Posted by Zack in : Uncategorized , trackback

I just came across this Boston Globe article from the other day: “The unexpected monks.” It’s about the outbreak of Christian communes that’s spreading across the country. The author, Molly Worthen, who’s working on “a book about evangelical intellectual life,” takes a look at the intellectual history and present content of the movement.

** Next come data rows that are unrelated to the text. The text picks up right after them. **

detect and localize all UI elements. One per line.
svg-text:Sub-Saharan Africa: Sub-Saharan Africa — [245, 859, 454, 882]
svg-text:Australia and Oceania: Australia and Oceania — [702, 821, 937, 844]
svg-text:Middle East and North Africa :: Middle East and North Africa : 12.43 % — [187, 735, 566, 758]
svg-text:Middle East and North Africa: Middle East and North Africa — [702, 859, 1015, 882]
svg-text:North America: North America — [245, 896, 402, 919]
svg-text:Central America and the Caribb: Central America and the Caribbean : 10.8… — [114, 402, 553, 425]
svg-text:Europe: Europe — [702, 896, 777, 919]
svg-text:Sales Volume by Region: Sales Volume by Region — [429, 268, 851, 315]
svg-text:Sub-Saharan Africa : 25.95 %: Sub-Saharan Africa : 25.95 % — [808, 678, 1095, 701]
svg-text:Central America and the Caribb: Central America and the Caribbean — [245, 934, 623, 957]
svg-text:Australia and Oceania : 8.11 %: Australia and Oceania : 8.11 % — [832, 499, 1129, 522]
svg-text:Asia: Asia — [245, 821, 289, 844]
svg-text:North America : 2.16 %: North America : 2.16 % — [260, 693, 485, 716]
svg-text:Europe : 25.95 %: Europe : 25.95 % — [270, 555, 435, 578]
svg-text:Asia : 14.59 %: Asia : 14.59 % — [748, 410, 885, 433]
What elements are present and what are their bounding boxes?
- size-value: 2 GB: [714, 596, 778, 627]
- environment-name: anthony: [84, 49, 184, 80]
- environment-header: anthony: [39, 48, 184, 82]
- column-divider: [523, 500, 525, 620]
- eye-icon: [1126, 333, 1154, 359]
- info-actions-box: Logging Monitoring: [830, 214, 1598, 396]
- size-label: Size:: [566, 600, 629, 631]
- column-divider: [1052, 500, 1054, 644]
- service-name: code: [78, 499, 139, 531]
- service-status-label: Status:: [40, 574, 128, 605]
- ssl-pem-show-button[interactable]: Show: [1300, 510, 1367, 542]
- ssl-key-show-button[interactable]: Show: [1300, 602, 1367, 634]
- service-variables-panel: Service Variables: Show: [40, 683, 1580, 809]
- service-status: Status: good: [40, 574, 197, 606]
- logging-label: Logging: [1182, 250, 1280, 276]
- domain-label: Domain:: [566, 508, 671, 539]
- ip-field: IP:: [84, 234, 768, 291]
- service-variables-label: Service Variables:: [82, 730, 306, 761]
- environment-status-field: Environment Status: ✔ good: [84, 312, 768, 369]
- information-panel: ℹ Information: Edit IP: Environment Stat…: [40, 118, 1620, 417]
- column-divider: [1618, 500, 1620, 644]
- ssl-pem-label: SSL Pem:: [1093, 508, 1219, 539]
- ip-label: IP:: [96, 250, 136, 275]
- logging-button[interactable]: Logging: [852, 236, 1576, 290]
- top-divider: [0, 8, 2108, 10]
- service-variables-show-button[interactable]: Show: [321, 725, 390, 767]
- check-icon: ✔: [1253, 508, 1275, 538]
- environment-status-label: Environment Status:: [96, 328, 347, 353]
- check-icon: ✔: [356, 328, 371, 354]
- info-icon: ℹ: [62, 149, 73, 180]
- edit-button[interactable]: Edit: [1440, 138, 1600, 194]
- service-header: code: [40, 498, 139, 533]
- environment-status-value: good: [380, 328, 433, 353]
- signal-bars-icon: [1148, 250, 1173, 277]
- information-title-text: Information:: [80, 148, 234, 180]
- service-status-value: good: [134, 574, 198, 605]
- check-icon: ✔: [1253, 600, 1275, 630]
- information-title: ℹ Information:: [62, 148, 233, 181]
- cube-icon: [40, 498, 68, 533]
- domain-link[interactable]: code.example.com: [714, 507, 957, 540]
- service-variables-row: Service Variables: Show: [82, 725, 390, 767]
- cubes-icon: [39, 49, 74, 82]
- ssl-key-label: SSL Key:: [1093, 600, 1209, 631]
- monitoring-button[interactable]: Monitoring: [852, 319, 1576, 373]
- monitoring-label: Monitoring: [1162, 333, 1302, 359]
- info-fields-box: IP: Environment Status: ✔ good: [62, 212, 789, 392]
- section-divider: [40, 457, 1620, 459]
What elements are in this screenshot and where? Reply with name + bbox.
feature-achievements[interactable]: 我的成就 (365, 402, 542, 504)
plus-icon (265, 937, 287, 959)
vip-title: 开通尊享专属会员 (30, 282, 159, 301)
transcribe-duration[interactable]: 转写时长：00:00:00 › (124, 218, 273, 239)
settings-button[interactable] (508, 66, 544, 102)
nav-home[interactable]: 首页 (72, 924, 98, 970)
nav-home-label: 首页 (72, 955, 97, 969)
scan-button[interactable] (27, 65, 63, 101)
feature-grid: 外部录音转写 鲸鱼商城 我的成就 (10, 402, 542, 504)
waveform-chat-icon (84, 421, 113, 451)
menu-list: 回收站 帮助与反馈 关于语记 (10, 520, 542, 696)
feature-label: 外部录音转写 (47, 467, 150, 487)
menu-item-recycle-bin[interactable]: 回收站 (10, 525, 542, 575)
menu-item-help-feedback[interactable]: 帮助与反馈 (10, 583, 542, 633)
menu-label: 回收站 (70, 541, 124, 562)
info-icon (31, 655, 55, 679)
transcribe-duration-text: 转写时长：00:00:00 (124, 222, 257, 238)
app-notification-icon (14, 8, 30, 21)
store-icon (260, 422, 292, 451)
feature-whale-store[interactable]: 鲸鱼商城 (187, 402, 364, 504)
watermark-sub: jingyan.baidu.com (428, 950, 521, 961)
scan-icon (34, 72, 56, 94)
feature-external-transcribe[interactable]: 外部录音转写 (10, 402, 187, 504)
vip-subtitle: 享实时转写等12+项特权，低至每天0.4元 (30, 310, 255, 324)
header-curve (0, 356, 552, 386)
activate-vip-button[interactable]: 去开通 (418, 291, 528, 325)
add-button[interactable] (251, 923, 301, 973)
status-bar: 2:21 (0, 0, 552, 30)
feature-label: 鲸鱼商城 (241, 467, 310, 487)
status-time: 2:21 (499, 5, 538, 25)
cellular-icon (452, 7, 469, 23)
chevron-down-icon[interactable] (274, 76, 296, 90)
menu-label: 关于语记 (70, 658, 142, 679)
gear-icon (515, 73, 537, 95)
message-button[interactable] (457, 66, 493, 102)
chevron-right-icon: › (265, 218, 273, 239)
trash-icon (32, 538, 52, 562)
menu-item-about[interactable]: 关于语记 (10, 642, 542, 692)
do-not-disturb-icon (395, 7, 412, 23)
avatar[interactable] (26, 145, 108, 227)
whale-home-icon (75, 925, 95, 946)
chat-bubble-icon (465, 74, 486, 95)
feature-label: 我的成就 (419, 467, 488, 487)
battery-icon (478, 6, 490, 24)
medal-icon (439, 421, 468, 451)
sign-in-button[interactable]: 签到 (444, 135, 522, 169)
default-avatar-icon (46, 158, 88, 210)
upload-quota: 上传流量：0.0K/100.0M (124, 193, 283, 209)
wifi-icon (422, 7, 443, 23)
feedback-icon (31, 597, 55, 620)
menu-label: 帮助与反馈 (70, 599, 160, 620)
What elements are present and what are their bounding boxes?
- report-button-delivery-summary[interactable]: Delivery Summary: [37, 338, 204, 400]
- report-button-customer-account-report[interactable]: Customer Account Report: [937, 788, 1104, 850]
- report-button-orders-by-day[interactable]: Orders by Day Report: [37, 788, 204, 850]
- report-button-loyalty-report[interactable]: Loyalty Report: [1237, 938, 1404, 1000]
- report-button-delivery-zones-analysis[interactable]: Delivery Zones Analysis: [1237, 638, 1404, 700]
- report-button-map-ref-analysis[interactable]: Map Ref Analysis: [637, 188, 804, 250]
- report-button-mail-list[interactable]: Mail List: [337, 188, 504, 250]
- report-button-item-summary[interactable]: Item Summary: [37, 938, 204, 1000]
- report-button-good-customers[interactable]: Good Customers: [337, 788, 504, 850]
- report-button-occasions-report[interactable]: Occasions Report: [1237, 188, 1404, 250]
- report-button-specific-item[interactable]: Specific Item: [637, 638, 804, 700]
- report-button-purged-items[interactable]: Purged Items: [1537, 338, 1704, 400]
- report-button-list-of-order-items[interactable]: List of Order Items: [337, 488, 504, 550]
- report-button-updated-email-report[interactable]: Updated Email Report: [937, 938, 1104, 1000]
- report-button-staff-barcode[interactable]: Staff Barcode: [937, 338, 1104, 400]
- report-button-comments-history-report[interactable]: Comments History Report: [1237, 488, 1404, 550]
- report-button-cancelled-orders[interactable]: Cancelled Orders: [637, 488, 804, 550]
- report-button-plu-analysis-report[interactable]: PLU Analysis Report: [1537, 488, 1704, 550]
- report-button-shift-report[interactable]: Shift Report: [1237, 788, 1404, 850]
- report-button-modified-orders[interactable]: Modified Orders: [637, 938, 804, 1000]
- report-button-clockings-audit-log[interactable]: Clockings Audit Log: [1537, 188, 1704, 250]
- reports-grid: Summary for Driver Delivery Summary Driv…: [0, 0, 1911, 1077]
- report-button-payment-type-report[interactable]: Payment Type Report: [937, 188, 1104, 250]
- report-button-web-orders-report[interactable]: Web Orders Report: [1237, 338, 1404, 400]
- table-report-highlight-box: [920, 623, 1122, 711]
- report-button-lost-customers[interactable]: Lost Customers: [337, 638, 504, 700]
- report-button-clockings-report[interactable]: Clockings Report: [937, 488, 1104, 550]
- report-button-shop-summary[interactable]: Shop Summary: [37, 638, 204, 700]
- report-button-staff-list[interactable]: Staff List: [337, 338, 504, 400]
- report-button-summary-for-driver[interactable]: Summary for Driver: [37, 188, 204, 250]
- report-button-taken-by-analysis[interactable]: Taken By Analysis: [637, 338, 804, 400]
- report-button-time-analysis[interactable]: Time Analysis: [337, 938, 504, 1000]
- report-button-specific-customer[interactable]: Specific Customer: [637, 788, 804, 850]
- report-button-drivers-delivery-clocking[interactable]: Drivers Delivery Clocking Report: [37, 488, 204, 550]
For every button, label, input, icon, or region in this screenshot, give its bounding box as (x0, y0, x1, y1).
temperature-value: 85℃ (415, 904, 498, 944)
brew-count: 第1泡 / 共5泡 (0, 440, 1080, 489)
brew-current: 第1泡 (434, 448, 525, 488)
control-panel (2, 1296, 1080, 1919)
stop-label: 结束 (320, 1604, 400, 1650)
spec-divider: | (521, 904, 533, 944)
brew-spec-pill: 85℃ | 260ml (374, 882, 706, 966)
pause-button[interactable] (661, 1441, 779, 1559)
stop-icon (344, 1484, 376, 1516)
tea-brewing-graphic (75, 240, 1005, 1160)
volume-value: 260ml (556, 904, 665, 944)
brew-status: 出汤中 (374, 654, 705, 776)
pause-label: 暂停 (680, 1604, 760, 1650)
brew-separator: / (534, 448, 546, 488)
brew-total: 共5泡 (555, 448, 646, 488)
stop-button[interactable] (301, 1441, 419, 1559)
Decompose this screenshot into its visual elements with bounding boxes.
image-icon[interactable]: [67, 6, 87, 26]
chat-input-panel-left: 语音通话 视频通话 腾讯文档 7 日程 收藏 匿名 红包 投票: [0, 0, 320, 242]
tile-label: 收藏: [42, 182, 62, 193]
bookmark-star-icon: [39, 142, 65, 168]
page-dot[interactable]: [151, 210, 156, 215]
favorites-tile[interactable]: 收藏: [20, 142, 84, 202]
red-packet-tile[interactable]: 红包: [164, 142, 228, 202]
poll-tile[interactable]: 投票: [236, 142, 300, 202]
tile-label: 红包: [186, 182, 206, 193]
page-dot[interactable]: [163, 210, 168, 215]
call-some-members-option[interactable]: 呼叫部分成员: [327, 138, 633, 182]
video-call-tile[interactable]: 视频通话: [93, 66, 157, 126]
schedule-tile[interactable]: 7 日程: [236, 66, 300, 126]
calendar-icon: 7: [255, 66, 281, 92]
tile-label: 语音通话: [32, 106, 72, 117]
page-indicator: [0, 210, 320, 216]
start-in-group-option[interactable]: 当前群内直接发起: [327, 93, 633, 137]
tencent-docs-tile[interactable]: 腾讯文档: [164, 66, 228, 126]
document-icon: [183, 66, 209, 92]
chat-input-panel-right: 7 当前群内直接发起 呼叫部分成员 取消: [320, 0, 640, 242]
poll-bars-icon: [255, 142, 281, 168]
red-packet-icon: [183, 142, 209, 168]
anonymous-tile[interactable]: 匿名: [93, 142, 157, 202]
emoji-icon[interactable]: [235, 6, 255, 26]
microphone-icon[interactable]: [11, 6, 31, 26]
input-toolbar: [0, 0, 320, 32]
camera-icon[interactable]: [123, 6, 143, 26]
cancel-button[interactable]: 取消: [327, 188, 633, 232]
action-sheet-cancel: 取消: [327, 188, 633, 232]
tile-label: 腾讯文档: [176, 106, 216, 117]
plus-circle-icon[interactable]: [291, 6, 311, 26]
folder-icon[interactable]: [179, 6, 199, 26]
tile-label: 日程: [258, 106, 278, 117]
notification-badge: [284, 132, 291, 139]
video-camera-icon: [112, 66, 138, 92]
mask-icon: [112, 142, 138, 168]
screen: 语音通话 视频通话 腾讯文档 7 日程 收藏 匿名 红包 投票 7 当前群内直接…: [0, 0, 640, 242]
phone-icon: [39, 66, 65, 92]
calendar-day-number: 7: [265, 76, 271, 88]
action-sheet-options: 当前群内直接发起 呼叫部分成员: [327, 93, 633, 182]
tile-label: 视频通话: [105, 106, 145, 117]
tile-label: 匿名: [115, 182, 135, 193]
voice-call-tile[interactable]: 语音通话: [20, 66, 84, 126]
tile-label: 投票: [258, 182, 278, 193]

In an era in which televangelists and megachurches dominate the face of American evangelicalism, offering a version of Christianity inflected by populist aesthetics and the gospel of prosperity, the rise of the New Monastics suggests that mainstream worship is leaving some people cold. Already, they are transforming evangelical religious life in surprising ways. They are post-Protestants, breaking old liturgical and theological taboos by borrowing liberally from Catholic traditions of monastic prayer, looking to St. Francis instead of Jerry Falwell for their social values, and stocking their bookshelves with the writings of medieval mystics rather than the latest from televangelist Joel Osteen.

…Many New Monastics live and worship together, and their practices sometimes resemble the communes and house churches associated with the Jesus Movement of the 1970s. Like the hippies who were “high on Jesus,” New Monastics tend to favor simple living, left-leaning politics, and social activism. However, they are quick to cite the intellectual seriousness and monastic forms of prayer and study that set them apart. “I doubt most of the Jesus Movement people were reading the philosophers of their day in the way I have friends reading Zizek and Derrida,” said Mark Van Steenwyk, founder of Missio Dei, a New Monastic community in Minneapolis. Van Steenwyk’s group has also compiled its own breviary, a book of scriptural texts that guides the group’s abbreviated version of the divine office sung in monasteries.

…More fundamentally, New Monastics consider themselves “monks in the world.” They are not interested in extreme isolation or asceticism (though there are stories about the occasional Protestant “hermit” living in the Mountain West). Nearly all have regular jobs and social lives. From the traditionalist perspective, many break the most essential monastic rule: they are married. Most groups support those who choose a celibate lifestyle, and a few have a member or two who do so, but it happens rarely.